Bebo muito das referências dos anciões, meus pais, meus avós, minhas irmãs, assim como outros artistas, como meu companheiro e meus amigos, que também criam arte e acabam me influenciando.
Como você vê as desigualdades brasileiras?
É graça ao movimento indígena que hoje, nós, indígenas, podemos viver nossas individualidades. Não podemos descartar que ainda existem muitas formas de violência ao nosso redor e a violência à natureza é a que mais nos prejudica, ela violenta o nosso bem-viver e a nossa saúde.

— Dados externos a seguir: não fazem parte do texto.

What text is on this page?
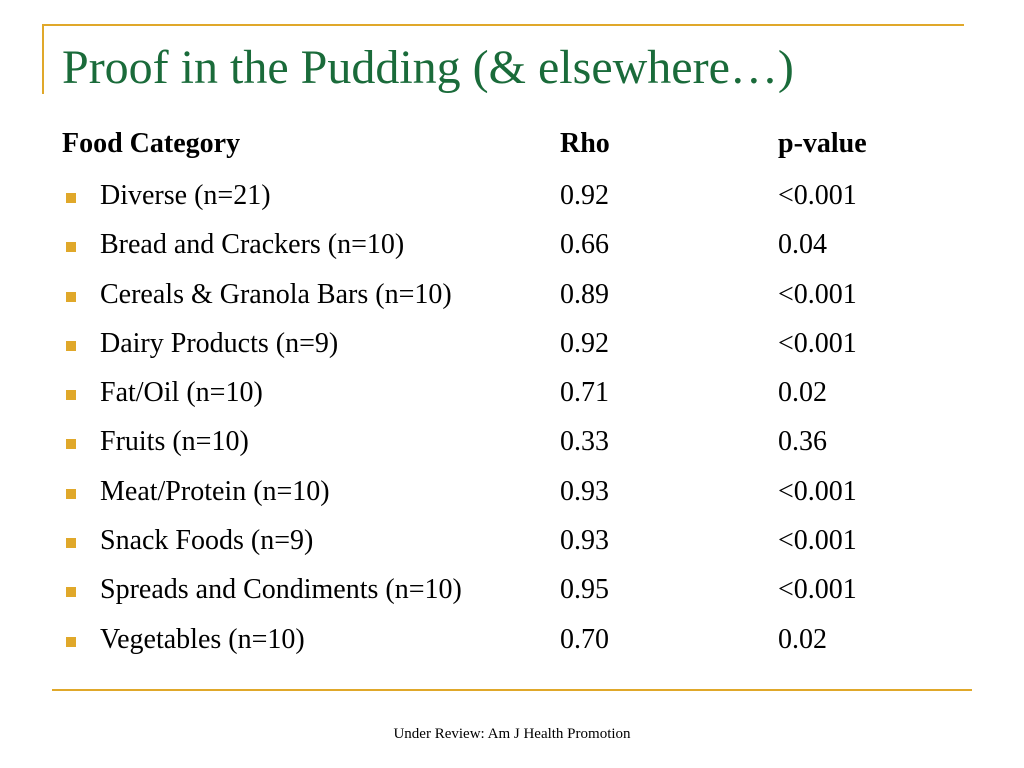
Proof in the Pudding (& elsewhere…)
Food Category	Rho	p-value
Diverse (n=21)	0.92	<0.001
Bread and Crackers (n=10)	0.66	0.04
Cereals & Granola Bars (n=10)	0.89	<0.001
Dairy Products (n=9)	0.92	<0.001
Fat/Oil (n=10)	0.71	0.02
Fruits (n=10)	0.33	0.36
Meat/Protein (n=10)	0.93	<0.001
Snack Foods (n=9)	0.93	<0.001
Spreads and Condiments (n=10)	0.95	<0.001
Vegetables (n=10)	0.70	0.02
Under Review: Am J Health Promotion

Esses dias estamos vendo nuvens de fumaça que é fruto das queimadas e vem cobrindo todo o Brasil, um aprendizado que as comunidades indígenas nos dão nesse contexto é que a natureza não é e não pode ser uma ferramenta de poder. Já é tempo da humanidade aprender que precisamos coexistir com a natureza e não a usar e destruí-la.
Eu gosto muito de uma concepção popular que nos alerta que se o mundo acabar a natureza pode até sentir, mas ela é cíclica, quem irá terminar deixando de existir somos nós.
O mundo passa por grandes mudanças, mas a ganância do capital ainda acaba influenciando muitas coisas e são justamente essas que acabam não se horizontalizando.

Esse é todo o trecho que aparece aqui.